A proposed Oregon state ballot measure, called the People for the Elimination of Animal Cruelty Exemptions (PEACE) Act, would make radical changes to the state’s animal cruelty statute by striking down most of the existing practices that have long been exempt from prosecution under the law for common agricultural, hunting, scientific, and pest control purposes.
The proposal is presented by its supporters as a further extension of the rights of animals that Oregon law already recognizes. The proposed initiative begins by stating that Oregon “already recognizes that animals are sentient beings capable of experiencing pain, stress, and fear,” and that “current exemptions permit unnecessary and inhumane suffering of animals.”
According to one of the leaders of the PEACE Act, organizers have gathered about 105,000 signatures that still need to be verified, putting it well within striking distance of the 117,173 verified signatures needed by July 2 to make it onto the ballot.
Set to amend Chapter 167 of the Oregon Revised Statutes, the proposal claims it would reduce animal suffering by striking exemptions related to “animal abuse, animal neglect, and animal sexual assault.”
In its Findings and Policy, the proposed initiative states that animal abuse, neglect, and assault are a serious problem in Oregon, and that Oregon needs to amend existing exemptions that permit these problems to continue. The initiative also states that animals should be treated in a manner that reduces their pain, stress, fear, and suffering.
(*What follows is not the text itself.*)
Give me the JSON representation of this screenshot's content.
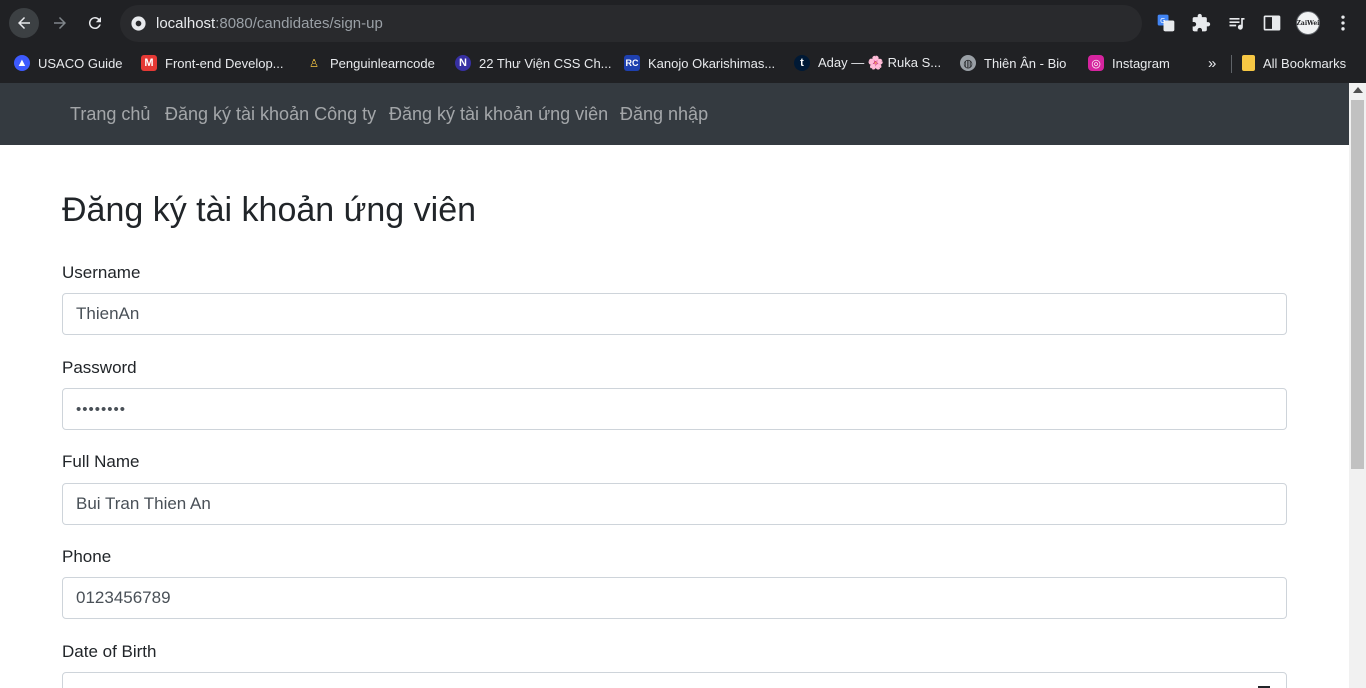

One of the biggest shifts is definitional. The PEACE Act would define “animal” broadly as “any nonhuman mammal, bird, reptile, amphibian or fish.” That expansion matters because the proposal is designed to remove carve-outs so that many of the same legal protections that apply to pets could extend across wildlife, livestock, fish, and research animals.
For agriculture, the most consequential change is the removal of the “good animal husbandry” carve-out. The draft text explicitly strikes language that currently describes good animal husbandry as including practices such as “the dehorning of cattle,” “the castration or neutering of livestock,” and other standard procedures performed according to accepted veterinary or husbandry practices.
Under the proposal, animal abuse in the second degree would apply when a person intentionally, knowingly or recklessly causes physical injury to an animal, with only narrow exceptions tied to defending against the threat of immediate harm to oneself, other humans, or other animals. Animal abuse in the first degree would cover causing serious physical injury or the death of an animal, again only exempting immediate self-defense scenarios.
For livestock producers, that language raises the question of how routine production activities would be treated under a criminal framework if exemptions are removed. Common procedures, euthanasia decisions, transportation incidents, predator control, and slaughter-related practices could face heightened scrutiny depending on how “physical injury,” “serious physical injury,” and “causes the death” are interpreted in practice.
Hunting, fishing, slaughter, research, and pest control carve-outs struck
The measure also proposes striking a wide range of existing exemptions from Oregon law. The sections shown in your excerpt remove protections that currently apply to lawful hunting, fishing, trapping, wildlife management “under color of law,” and “reasonable activities” related to controlling pests or vermin. Exemptions tied to “lawful scientific or agricultural research or teaching that involves the use of animals” are also struck in the language you provided.
On slaughter and meat production, the draft removes language that currently exempts “the killing of livestock” consistent with Oregon slaughter statutes. If enacted as written, the shift could create legal uncertainty for processors, custom-exempt slaughter, and on-farm euthanasia decisions, unless later clarified by courts, regulators, or additional legislation.


While many of the expectations outlined may align with best practices on many farms, producers could worry about how subjective standards such as “reasonably prudent person” and “adequate space for exercise” might be applied across different species, systems, seasons, and geographic regions.
Another major change is the penalty structure. For certain convictions, the measure adds mandatory restrictions on animal ownership. In one section, it states that a person convicted of certain misdemeanor offenses may not possess any animal for a period of five years and must complete 100 hours of supervised community service at an animal care facility. For more serious convictions, the prohibition increases to 15 years and 300 hours of service.
The measure specifies that community service would be completed at Oregon-based facilities such as a farmed animal sanctuary, a wildlife rehabilitation care provider, or a humane society or animal shelter.
Acknowledging that the initiative could force major changes in livelihoods and food systems, the proposal creates a Humane Transition Fund and a Transitional Oversight Council. The fund would be intended to facilitate a transition out of activities that are to become prohibited, including grants for food assistance, income support while people retrain, job retraining programs, animal care expenses for animals that could no longer be harmed or killed, and conservation or rewilding projects.
If the PEACE Act meets the requirements and is passed, the agricultural sector in Oregon could find itself in a legal situation where normal livestock handling practices are no longer safeguarded by specific statutory exceptions.